脱炭素社会の実現に向けて 大きな役割が期待される財閥企業

一方、それがどのような形で実行に移されているかを理解するには、企業レベルのアクティビィティまで視線を向ける必要があります。ASEAN域内のさまざまな企業が脱炭素に向けた取り組みを行っており、それを網羅的にまとめることは非常に難しいのですが、本書で取り上げている財閥やそれに準ずる企業における代表的な活動をピックアップしたものが表3です。

表3 脱炭素社会の実現に向けた企業レベルでのさまざまな取り組み

素材、電力、自動車などの財閥や大手企業が、外資との提携でさまざまな取り組みを行っていることがわかります。そしてトヨタ、三菱商事、JERAなど多くの日系企業も、現地企業のパートナーとしてASEANでの多様な脱炭素化プロジェクトに関与しています。

日本においても、2050年のカーボンニュートラルを目指し、経済産業省がグリーン成長戦略を掲げています。

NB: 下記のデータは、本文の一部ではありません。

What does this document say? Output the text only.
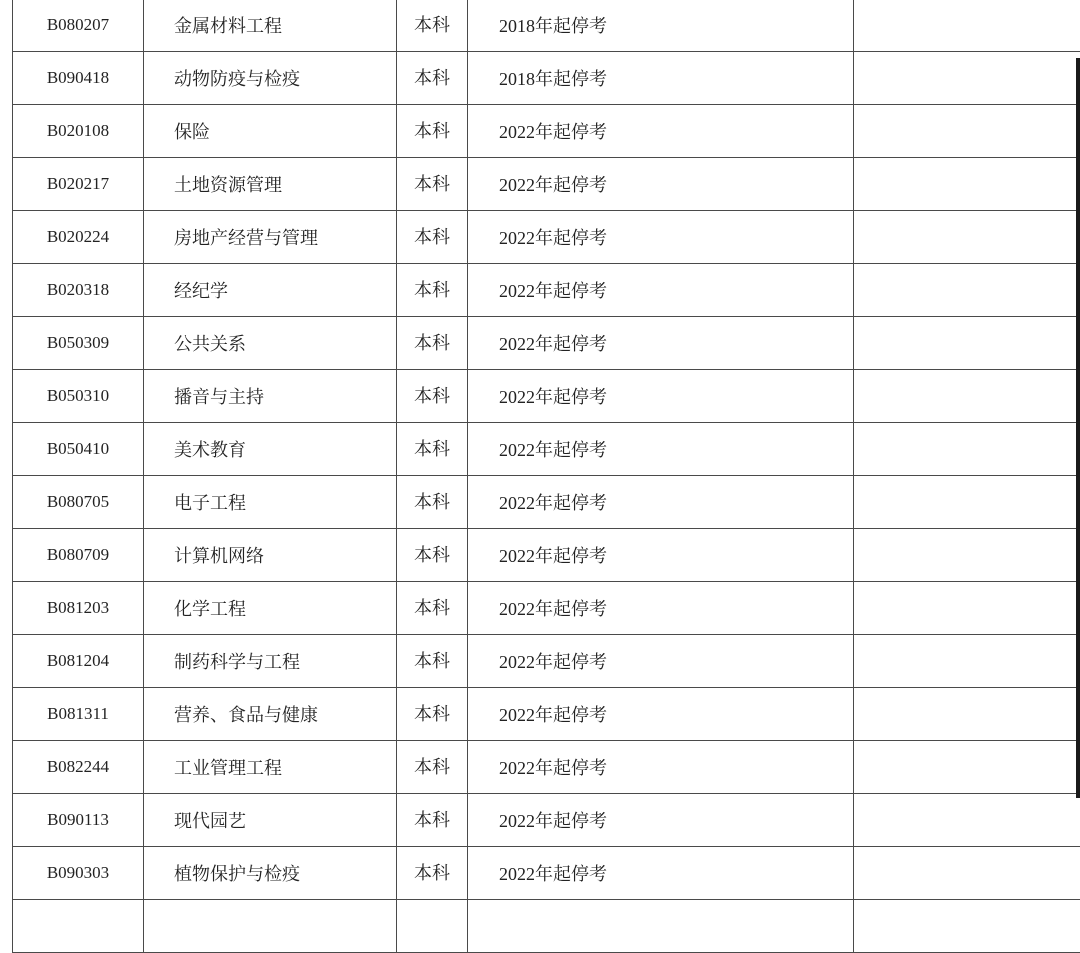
B080207	金属材料工程	本科	2018年起停考	
B090418	动物防疫与检疫	本科	2018年起停考	
B020108	保险	本科	2022年起停考	
B020217	土地资源管理	本科	2022年起停考	
B020224	房地产经营与管理	本科	2022年起停考	
B020318	经纪学	本科	2022年起停考	
B050309	公共关系	本科	2022年起停考	
B050310	播音与主持	本科	2022年起停考	
B050410	美术教育	本科	2022年起停考	
B080705	电子工程	本科	2022年起停考	
B080709	计算机网络	本科	2022年起停考	
B081203	化学工程	本科	2022年起停考	
B081204	制药科学与工程	本科	2022年起停考	
B081311	营养、食品与健康	本科	2022年起停考	
B082244	工业管理工程	本科	2022年起停考	
B090113	现代园艺	本科	2022年起停考	
B090303	植物保护与检疫	本科	2022年起停考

経産省は、その戦略のポイントとして「国内市場のみならず、新興国などの海外市場を獲得し、スケールメリットを活かしたコスト削減を通じて国内産業の競争力を強化すること」を挙げています。すなわち、パリ協定にコミットしたASEAN各国において、その施策の実行者たる現地企業との提携関係の中で日本企業の商機を見つけていこうというものです。

日本版グリーン成長戦略の中でビジネスチャンスとして挙げられているのが、再生エネルギー施設の開発やそれらへの投資、二酸化炭素の回収・貯留・再利用の実用化、水素エネルギーの活用とインフラの整備、既存発電インフラを活用したアンモニアや水素の混焼システムの構築、カーボン取引市場の整備などです。

既存発電設備におけるアンモニア混焼と水素エネルギーの活用に関しては、経産省のグリーン戦略の中でASEANを軸にした試算もあり、今後、合従連衡の動きやM&Aが活発化すると思われます。その中でも、本書で取り上げているような財閥企業は重要な役割を果たしていくことでしょう。